Les trois contradictions de Besancenot

Publié le par ledaoen ...




Il y a place en France pour une extrême gauche anticapitaliste qui oscille entre 5 % et 12 % des voix. Si les réformistes font bien leur boulot, s'opposent efficacement et proposent intelligemment, les "communistes révolutionnaires" se situent plutôt dans le bas de la fourchette. Dans le cas contraire, ils peuvent crever leur plafond.

Olivier Besancenot et le Nouveau Parti anticapitaliste (NPA) présentent trois contradictions, qui limitent leur champ d'expansion. Le plus célèbre facteur de France incarne à la fois l'extrême modernité dans son look, sa communication ; et le plus extrême archaïsme dans son projet et son programme. Tout le vieux logiciel trotskiste s'y trouve conservé. Le NPA veut "abolir l'économie de marché". Il ne peut pas gouverner avec les socialistes, car ceux-ci se contentent de vouloir le maîtriser et l'humaniser. Leur nouvelle "proclamation de principe" n'affirme-t-elle pas : "Nous sommes pour une économie sociale et écologique de marché, c'est-à-dire une économie de libre-entreprise régulée par la puissance publique et les partenaires sociaux ?" Horreur et damnation !

Mais si le NPA est contre l'économie de marché, pour quel type d'économie est-il ? La réponse figure noir sur blanc dans les écrits d'Olivier Besancenot : une économie fondée sur la collectivisation "sans indemnité, ni rachat" des entreprises, la régulation centrale de l'activité par le Plan, la gestion des établissements par des directeurs élus et révocables par les salariés.

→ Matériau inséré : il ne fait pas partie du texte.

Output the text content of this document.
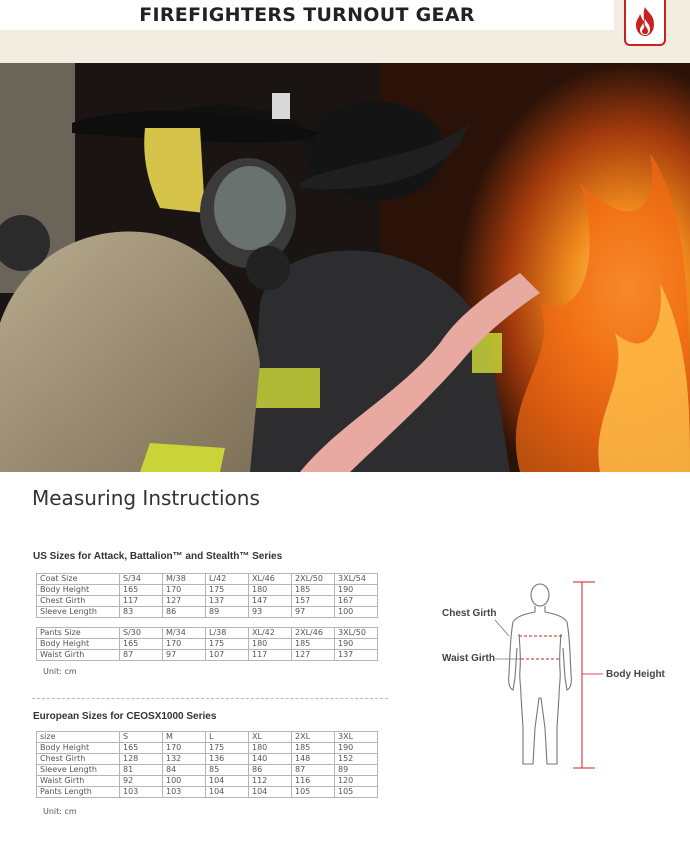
FIREFIGHTERS TURNOUT GEAR
Measuring Instructions
US Sizes for Attack, Battalion™ and Stealth™ Series
Coat Size	S/34	M/38	L/42	XL/46	2XL/50	3XL/54
Body Height	165	170	175	180	185	190
Chest Girth	117	127	137	147	157	167
Sleeve Length	83	86	89	93	97	100
Pants Size	S/30	M/34	L/38	XL/42	2XL/46	3XL/50
Body Height	165	170	175	180	185	190
Waist Girth	87	97	107	117	127	137
Unit: cm
European Sizes for CEOSX1000 Series
size	S	M	L	XL	2XL	3XL
Body Height	165	170	175	180	185	190
Chest Girth	128	132	136	140	148	152
Sleeve Length	81	84	85	86	87	89
Waist Girth	92	100	104	112	116	120
Pants Length	103	103	104	104	105	105
Unit: cm
Chest Girth
Waist Girth
Body Height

On comprend, dès lors, que le programme du NPA ne s'embarrasse pas de réalisme. Ses principales revendications n'ont pas vocation à être appliquées, mais à exacerber les contradictions du capitalisme et à favoriser la prise de conscience révolutionnaire des salariés. Ce programme propose tout à la fois : l'interdiction "de tous les licenciements", l'augmentation immédiate de tous les salaires de 300 euros net par mois, "la réduction du temps de travail à 32 heures hebdomadaires tout de suite, pour toutes les entreprises, et à 30 heures très rapidement" ;"la réunification de toutes les banques, publiques ou privées, dans un seul et même pôle public", etc.

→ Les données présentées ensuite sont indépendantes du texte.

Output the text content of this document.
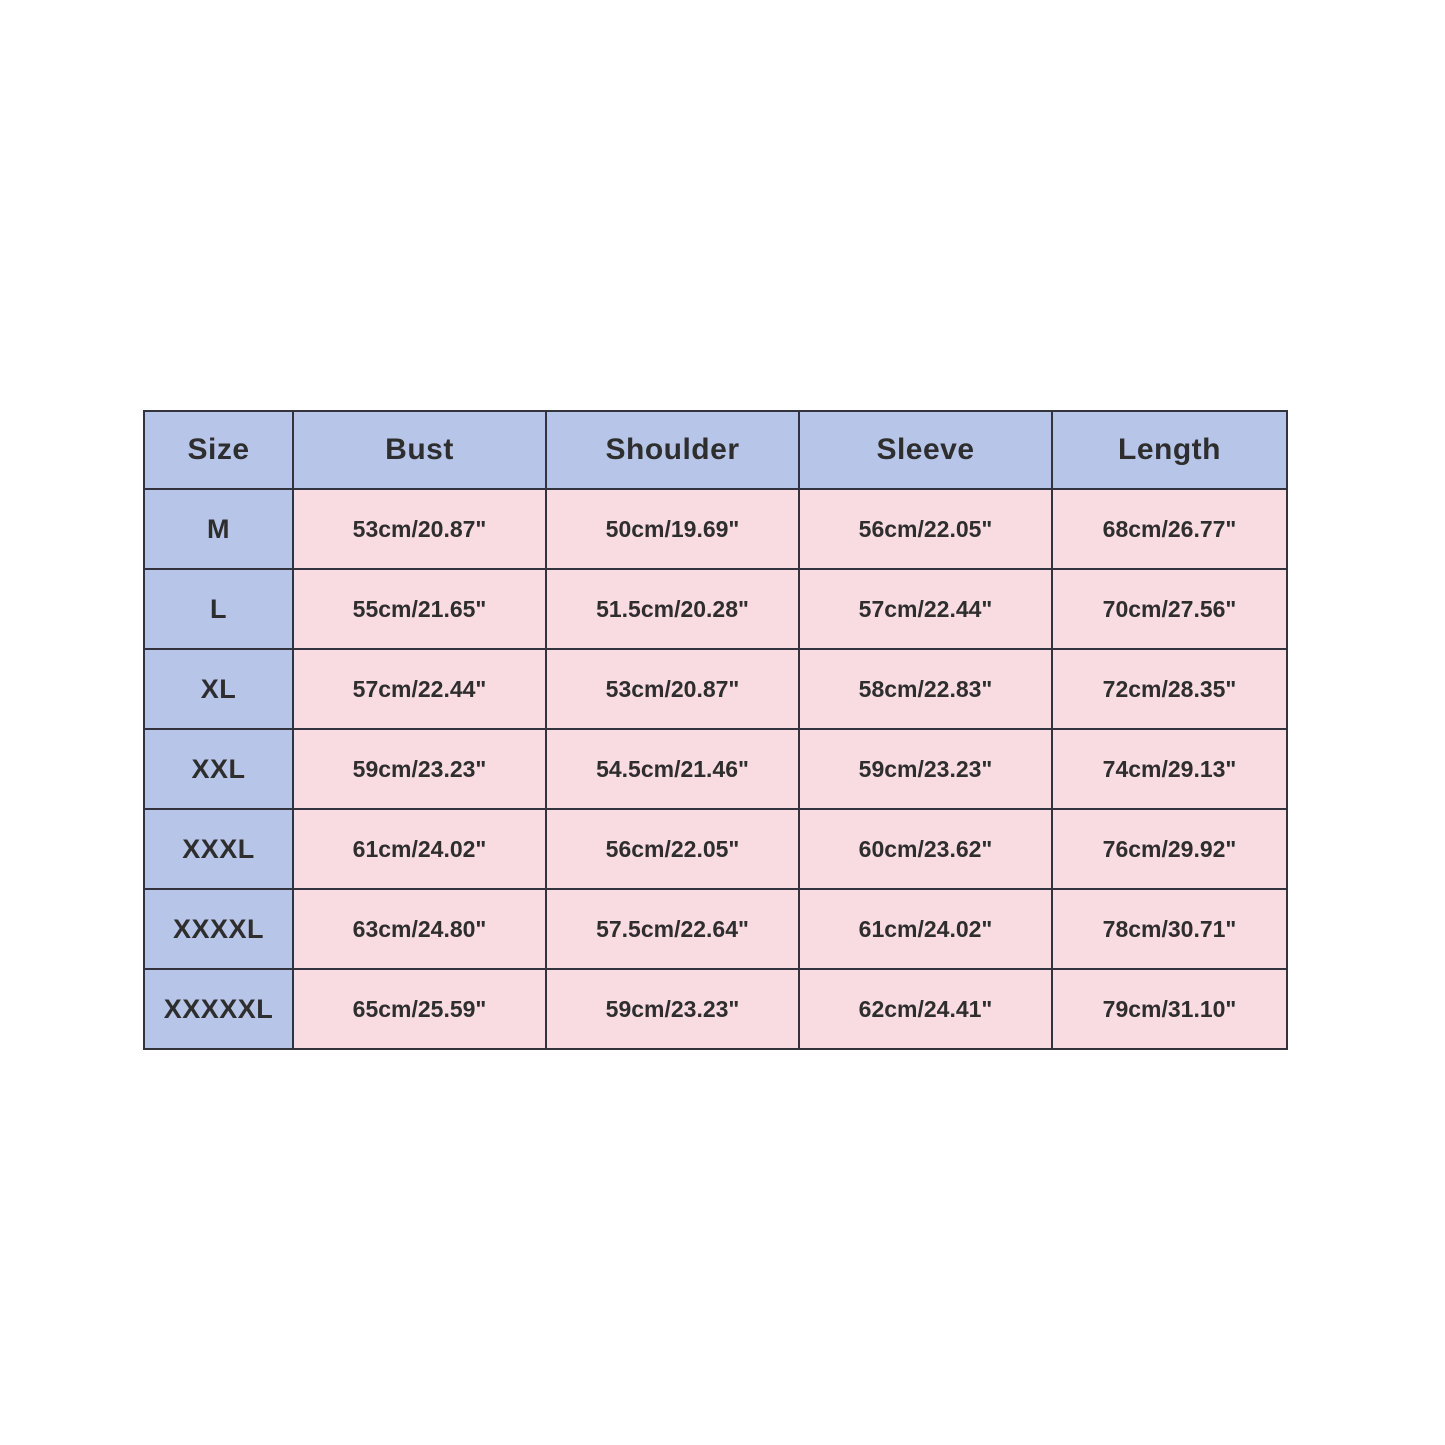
Size	Bust	Shoulder	Sleeve	Length
M	53cm/20.87"	50cm/19.69"	56cm/22.05"	68cm/26.77"
L	55cm/21.65"	51.5cm/20.28"	57cm/22.44"	70cm/27.56"
XL	57cm/22.44"	53cm/20.87"	58cm/22.83"	72cm/28.35"
XXL	59cm/23.23"	54.5cm/21.46"	59cm/23.23"	74cm/29.13"
XXXL	61cm/24.02"	56cm/22.05"	60cm/23.62"	76cm/29.92"
XXXXL	63cm/24.80"	57.5cm/22.64"	61cm/24.02"	78cm/30.71"
XXXXXL	65cm/25.59"	59cm/23.23"	62cm/24.41"	79cm/31.10"
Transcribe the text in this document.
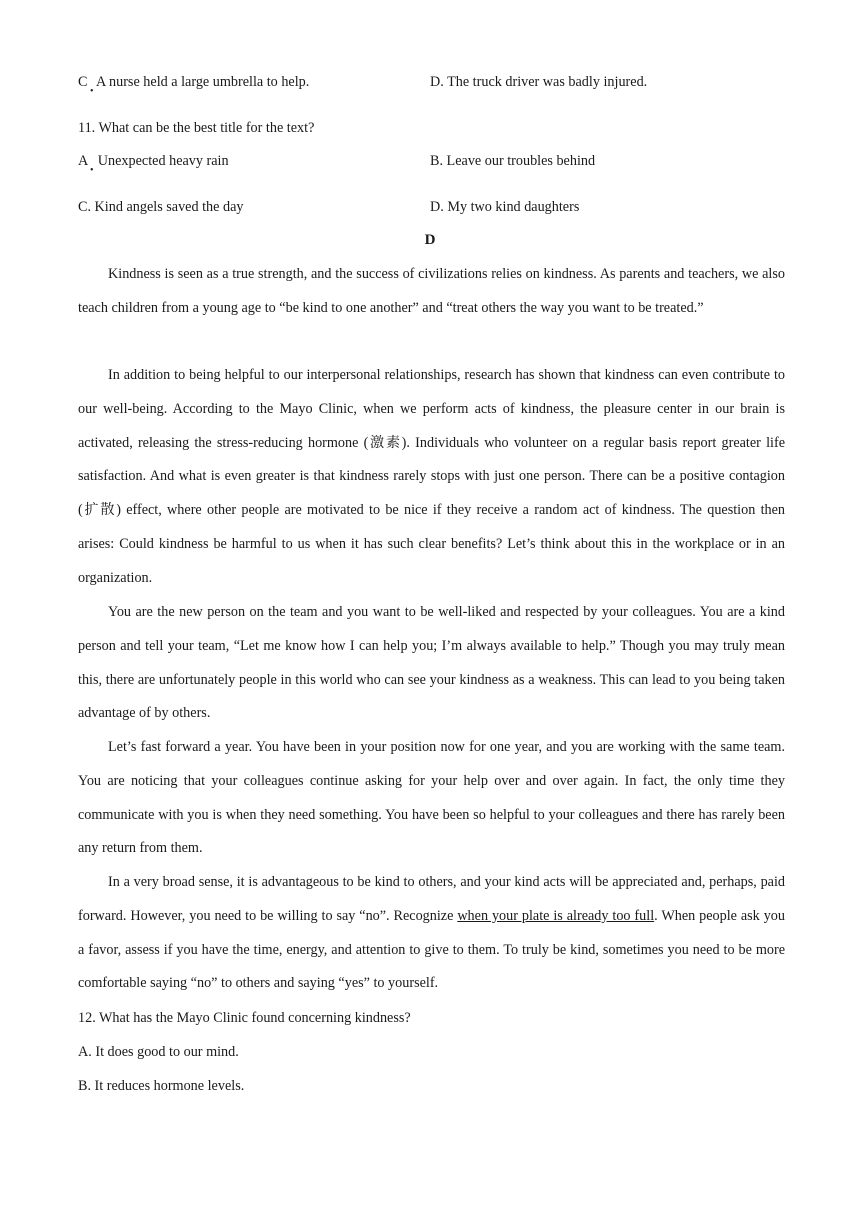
C
•
A nurse held a large umbrella to help.	D. The truck driver was badly injured.
11. What can be the best title for the text?
A
•
Unexpected heavy rain	B. Leave our troubles behind
C. Kind angels saved the day	D. My two kind daughters
D

Kindness is seen as a true strength, and the success of civilizations relies on kindness. As parents and teachers, we also teach children from a young age to “be kind to one another” and “treat others the way you want to be treated.”

In addition to being helpful to our interpersonal relationships, research has shown that kindness can even contribute to our well-being. According to the Mayo Clinic, when we perform acts of kindness, the pleasure center in our brain is activated, releasing the stress-reducing hormone (激素). Individuals who volunteer on a regular basis report greater life satisfaction. And what is even greater is that kindness rarely stops with just one person. There can be a positive contagion (扩散) effect, where other people are motivated to be nice if they receive a random act of kindness. The question then arises: Could kindness be harmful to us when it has such clear benefits? Let’s think about this in the workplace or in an organization.

You are the new person on the team and you want to be well-liked and respected by your colleagues. You are a kind person and tell your team, “Let me know how I can help you; I’m always available to help.” Though you may truly mean this, there are unfortunately people in this world who can see your kindness as a weakness. This can lead to you being taken advantage of by others.

Let’s fast forward a year. You have been in your position now for one year, and you are working with the same team. You are noticing that your colleagues continue asking for your help over and over again. In fact, the only time they communicate with you is when they need something. You have been so helpful to your colleagues and there has rarely been any return from them.

In a very broad sense, it is advantageous to be kind to others, and your kind acts will be appreciated and, perhaps, paid forward. However, you need to be willing to say “no”. Recognize when your plate is already too full. When people ask you a favor, assess if you have the time, energy, and attention to give to them. To truly be kind, sometimes you need to be more comfortable saying “no” to others and saying “yes” to yourself.

12. What has the Mayo Clinic found concerning kindness?
A. It does good to our mind.
B. It reduces hormone levels.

A ceux qui lui objectent que la constitution d'un tel monopole bancaire risque de mettre les particuliers et les entreprises à la merci du pouvoir, Olivier Besancenot répond qu'il ne s'agira pas d'une banque d'Etat, mais d'un service public géré par ses salariés et ses usagers. Aucun journaliste, malheureusement, n'a la curiosité de lui demander comment fonctionneraient cette auto- et cette cogestion. Ni dans quel état sortirait la société française si on lui appliquait ce remède de cheval.

La principale faiblesse du NPA réside dans l'inconsistance de son programme, qui n'apporte aucune réponse sérieuse pour sortir de la crise et réformer en profondeur nos sociétés. Ces réponses sont de nature sociale-démocrate, non de facture "communiste révolutionnaire". Comme après la crise de 1929, il nous faut un New Deal, écologique et continental, un nouveau modèle de développement et un nouveau type d'économie de marché, non une économie étatisée et administrée. La démocratie directe des conseils de salariés et de citoyens, l'économie étatisée et administrée sont des réponses d'un autre âge. Leur dramatique inefficacité est démontrée.

Seconde contradiction : le NPA se veut le meilleur opposant à Nicolas Sarkozy, mais il ne veut pas exercer le pouvoir avec les partis de l'ex-gauche plurielle, et pas davantage les soutenir "sans participation" dans la reconquête des responsabilités. Comme le NPA ne peut pas gouverner tout seul, ni même avec le seul renfort de Lutte ouvrière, ce double rejet revient à un refus de gouverner. Le NPA renoue là avec une vieille tradition de l'anarcho-syndicalisme, qui refusait l'exercice du pouvoir politique, au motif que le pouvoir corrompt et que seules les luttes syndicales et associatives sont pures.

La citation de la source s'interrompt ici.